Виктор Шкловский писал о нём так:
«Это был очень способный человек, он кончил консерваторию, писал революционные песни, побывал в ссылке и в эмиграции, был коммунистом; бежав из ссылки, Евгений кончил архитектурный институт в Париже, вернулся в Россию по амнистии и, кончив медицинский факультет, стал хирургом.
На войне 1914 года он служил врачом в артиллерии и был единственным человеком, который догадался снять план Перемышля, когда русские войска заняли эту крепость. План пригодился, так как нас вытеснили из крепости, и надо было знать, куда и как стрелять.
Его убили белые под Харьковом. Они напали на красный санитарный поезд. Евгений Борисович защищал раненых и был заколот штыком».
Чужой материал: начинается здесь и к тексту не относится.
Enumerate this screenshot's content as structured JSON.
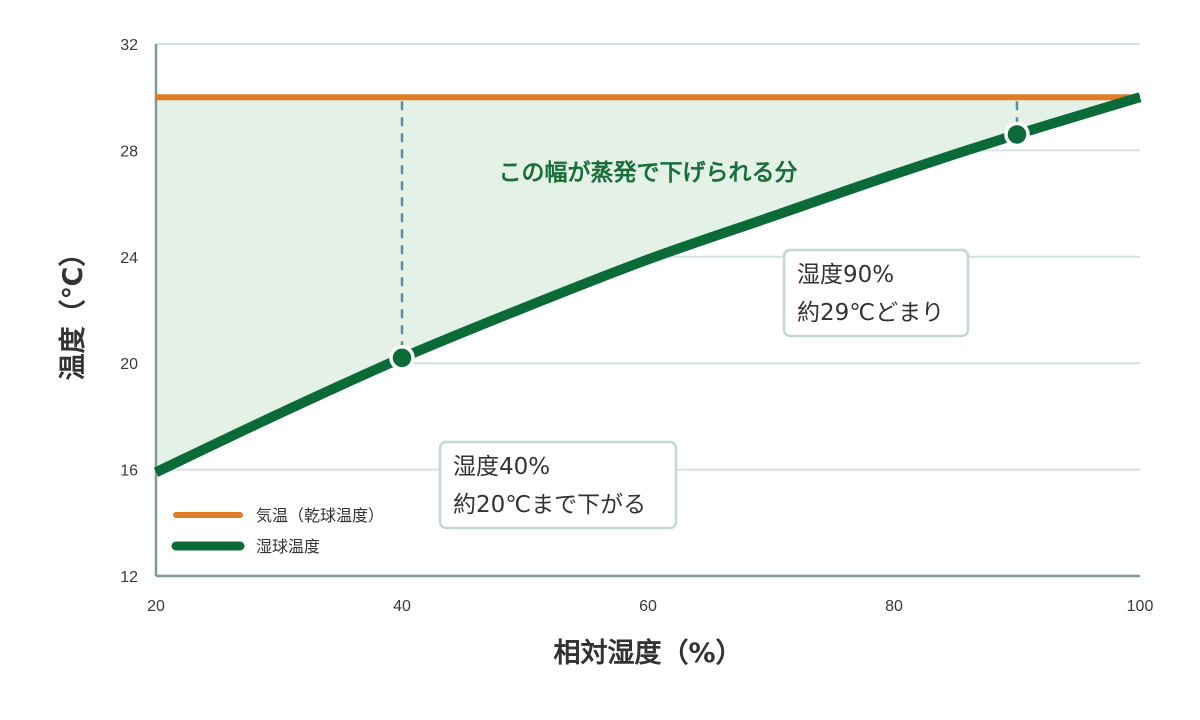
{
  "chart_data": {
    "type": "line",
    "xlabel": "相対湿度（%）",
    "ylabel": "温度（℃）",
    "xlim": [
      20,
      100
    ],
    "ylim": [
      12,
      32
    ],
    "x_ticks": [
      20,
      40,
      60,
      80,
      100
    ],
    "y_ticks": [
      12,
      16,
      20,
      24,
      28,
      32
    ],
    "grid": true,
    "legend_placement": "bottom-left",
    "series": [
      {
        "name": "気温（乾球温度）",
        "color": "#e07b26",
        "x": [
          20,
          100
        ],
        "y": [
          30,
          30
        ]
      },
      {
        "name": "湿球温度",
        "color": "#0b6b38",
        "x": [
          20,
          30,
          40,
          50,
          60,
          70,
          80,
          90,
          100
        ],
        "y": [
          15.9,
          18.1,
          20.2,
          22.1,
          23.9,
          25.5,
          27.1,
          28.6,
          30.0
        ]
      }
    ],
    "points": [
      {
        "x": 40,
        "y": 20.2
      },
      {
        "x": 90,
        "y": 28.6
      }
    ],
    "band_label": "この幅が蒸発で下げられる分",
    "annotations": [
      {
        "lines": [
          "湿度90%",
          "約29℃どまり"
        ]
      },
      {
        "lines": [
          "湿度40%",
          "約20℃まで下がる"
        ]
      }
    ],
    "colors": {
      "fill": "#e4f1e7",
      "grid": "#d4e4dc",
      "axis": "#7f9c93",
      "dashed": "#5b8fa8",
      "annotation_border": "#c4d8cf"
    }
  }
}
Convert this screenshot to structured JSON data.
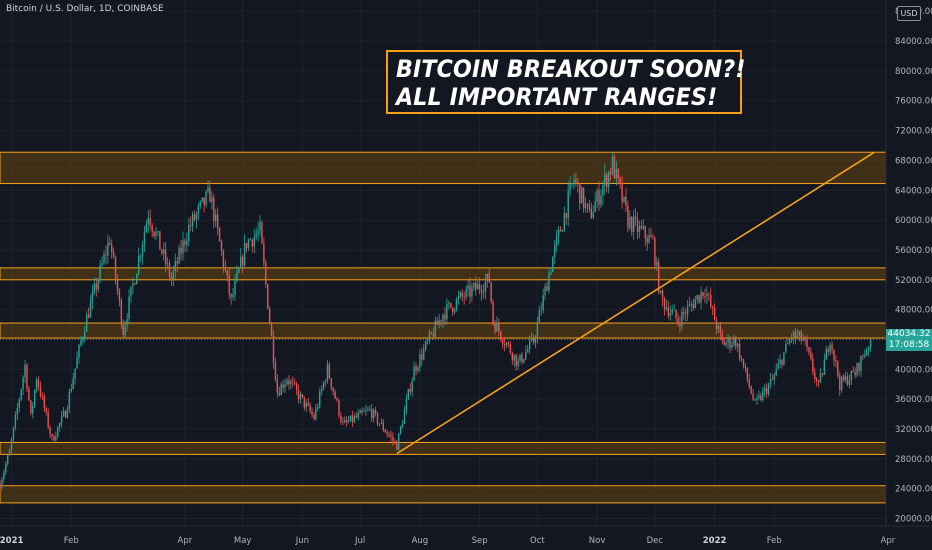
{
  "header": {
    "symbol_title": "Bitcoin / U.S. Dollar, 1D, COINBASE",
    "currency": "USD"
  },
  "annotation": {
    "line1": "BITCOIN BREAKOUT SOON?!",
    "line2": "ALL IMPORTANT RANGES!"
  },
  "price_tag": {
    "price": "44034.32",
    "countdown": "17:08:58"
  },
  "colors": {
    "background": "#131722",
    "up_candle": "#26a69a",
    "down_candle": "#ef5350",
    "zone_fill": "#4a3516",
    "zone_border": "#f7a11a",
    "trendline": "#f7a11a",
    "grid": "#1e222d",
    "axis_text": "#b2b5be"
  },
  "chart_data": {
    "type": "candlestick",
    "title": "Bitcoin / U.S. Dollar, 1D, COINBASE",
    "y_axis": {
      "side": "right",
      "ticks": [
        20000,
        24000,
        28000,
        32000,
        36000,
        40000,
        44000,
        48000,
        52000,
        56000,
        60000,
        64000,
        68000,
        72000,
        76000,
        80000,
        84000,
        88000
      ],
      "tick_labels": [
        "20000.00",
        "24000.00",
        "28000.00",
        "32000.00",
        "36000.00",
        "40000.00",
        "44000.00",
        "48000.00",
        "52000.00",
        "56000.00",
        "60000.00",
        "64000.00",
        "68000.00",
        "72000.00",
        "76000.00",
        "80000.00",
        "84000.00",
        "88000.00"
      ],
      "range": [
        19000,
        89500
      ]
    },
    "x_axis": {
      "range": [
        "2020-12-26",
        "2022-03-31"
      ],
      "ticks": [
        {
          "label": "2021",
          "date": "2021-01-01",
          "bold": true
        },
        {
          "label": "Feb",
          "date": "2021-02-01",
          "bold": false
        },
        {
          "label": "Apr",
          "date": "2021-04-01",
          "bold": false
        },
        {
          "label": "May",
          "date": "2021-05-01",
          "bold": false
        },
        {
          "label": "Jun",
          "date": "2021-06-01",
          "bold": false
        },
        {
          "label": "Jul",
          "date": "2021-07-01",
          "bold": false
        },
        {
          "label": "Aug",
          "date": "2021-08-01",
          "bold": false
        },
        {
          "label": "Sep",
          "date": "2021-09-01",
          "bold": false
        },
        {
          "label": "Oct",
          "date": "2021-10-01",
          "bold": false
        },
        {
          "label": "Nov",
          "date": "2021-11-01",
          "bold": false
        },
        {
          "label": "Dec",
          "date": "2021-12-01",
          "bold": false
        },
        {
          "label": "2022",
          "date": "2022-01-01",
          "bold": true
        },
        {
          "label": "Feb",
          "date": "2022-02-01",
          "bold": false
        },
        {
          "label": "Apr",
          "date": "2022-04-01",
          "bold": false
        }
      ]
    },
    "zones": [
      {
        "low": 64900,
        "high": 69100
      },
      {
        "low": 52000,
        "high": 53600
      },
      {
        "low": 44200,
        "high": 46200
      },
      {
        "low": 28600,
        "high": 30200
      },
      {
        "low": 22100,
        "high": 24400
      }
    ],
    "trendline": {
      "start_date": "2021-07-20",
      "start_price": 28700,
      "end_date": "2022-03-25",
      "end_price": 69100
    },
    "last_price": 44034.32,
    "price_path": [
      {
        "date": "2020-12-26",
        "price": 24700
      },
      {
        "date": "2020-12-31",
        "price": 28900
      },
      {
        "date": "2021-01-08",
        "price": 40500
      },
      {
        "date": "2021-01-11",
        "price": 33500
      },
      {
        "date": "2021-01-14",
        "price": 39000
      },
      {
        "date": "2021-01-22",
        "price": 30500
      },
      {
        "date": "2021-01-29",
        "price": 34300
      },
      {
        "date": "2021-02-08",
        "price": 46000
      },
      {
        "date": "2021-02-21",
        "price": 57500
      },
      {
        "date": "2021-02-28",
        "price": 45200
      },
      {
        "date": "2021-03-13",
        "price": 61000
      },
      {
        "date": "2021-03-25",
        "price": 52000
      },
      {
        "date": "2021-04-03",
        "price": 59000
      },
      {
        "date": "2021-04-14",
        "price": 63500
      },
      {
        "date": "2021-04-25",
        "price": 49000
      },
      {
        "date": "2021-05-03",
        "price": 57000
      },
      {
        "date": "2021-05-10",
        "price": 58500
      },
      {
        "date": "2021-05-19",
        "price": 37000
      },
      {
        "date": "2021-05-24",
        "price": 38800
      },
      {
        "date": "2021-06-07",
        "price": 33500
      },
      {
        "date": "2021-06-14",
        "price": 40000
      },
      {
        "date": "2021-06-22",
        "price": 32500
      },
      {
        "date": "2021-07-06",
        "price": 34500
      },
      {
        "date": "2021-07-20",
        "price": 29800
      },
      {
        "date": "2021-07-29",
        "price": 40000
      },
      {
        "date": "2021-08-13",
        "price": 47500
      },
      {
        "date": "2021-08-22",
        "price": 49500
      },
      {
        "date": "2021-09-06",
        "price": 52000
      },
      {
        "date": "2021-09-08",
        "price": 46500
      },
      {
        "date": "2021-09-21",
        "price": 40800
      },
      {
        "date": "2021-09-29",
        "price": 43800
      },
      {
        "date": "2021-10-09",
        "price": 55000
      },
      {
        "date": "2021-10-20",
        "price": 65500
      },
      {
        "date": "2021-10-28",
        "price": 60500
      },
      {
        "date": "2021-11-09",
        "price": 67500
      },
      {
        "date": "2021-11-17",
        "price": 60000
      },
      {
        "date": "2021-11-30",
        "price": 57000
      },
      {
        "date": "2021-12-04",
        "price": 49500
      },
      {
        "date": "2021-12-13",
        "price": 46500
      },
      {
        "date": "2021-12-27",
        "price": 50800
      },
      {
        "date": "2022-01-05",
        "price": 43500
      },
      {
        "date": "2022-01-12",
        "price": 43800
      },
      {
        "date": "2022-01-22",
        "price": 35200
      },
      {
        "date": "2022-01-31",
        "price": 38500
      },
      {
        "date": "2022-02-10",
        "price": 44500
      },
      {
        "date": "2022-02-16",
        "price": 44000
      },
      {
        "date": "2022-02-24",
        "price": 37500
      },
      {
        "date": "2022-03-02",
        "price": 44300
      },
      {
        "date": "2022-03-07",
        "price": 38000
      },
      {
        "date": "2022-03-15",
        "price": 39500
      },
      {
        "date": "2022-03-23",
        "price": 44034
      }
    ]
  }
}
В другом варианте истории его просто очень сильно били и брат умер от побоев на какой-то станции. Среди вариантов есть не тот, что приведён в книге «Жили-были», а тот, что был рассказан писателю Конецкому[2]: «Был у меня старший брат Евгений. Большевик ещё до войны. Он считался хорошим пианистом и превосходным хирургом. Служил в войну 14 года в артиллерии врачом. Встретился с ним мельком, вольноопределяющимся… Убили его на Украине зелёные. Он вёз поезд (надо сказать „вёл“) с ранеными, затем отстреливался. Умер в Харькове»{4}.
Он жил розно с остальными, но память о нём осталась.
Четыре кровати — это четыре детских сна.
Вместе они только на детских фотографиях. Много лет спустя Шкловский будет писать своему внуку и с тоской вспоминать о фотографии в потёртой рамке.
Там четверо детей, и все они давно мертвы — жив пока только старик, что пишет внуку.
Старший брат, филолог, расстрелян в 1937-м[3]. Могила его неизвестна.
Сестра Евгения умерла в голодном Петрограде в 1919 году[4]. Поэтому могила её была известна. «Сестра моя Евгения была мне самым близким человеком, мы страшно похожи лицом, а её мысли я мог угадывать. Отличал её от меня снисходительный и безнадёжный пессимизм… А две дочки её умерли в Ленинграде в разное время»{5}. Дочек звали Галя и Марина.
Младший брат Николай расстрелян в 1918 году[5]. «Он был очень красивый и неудачник, на войне 14 года стал офицером» — так вспоминал о нём Шкловский спустя полвека.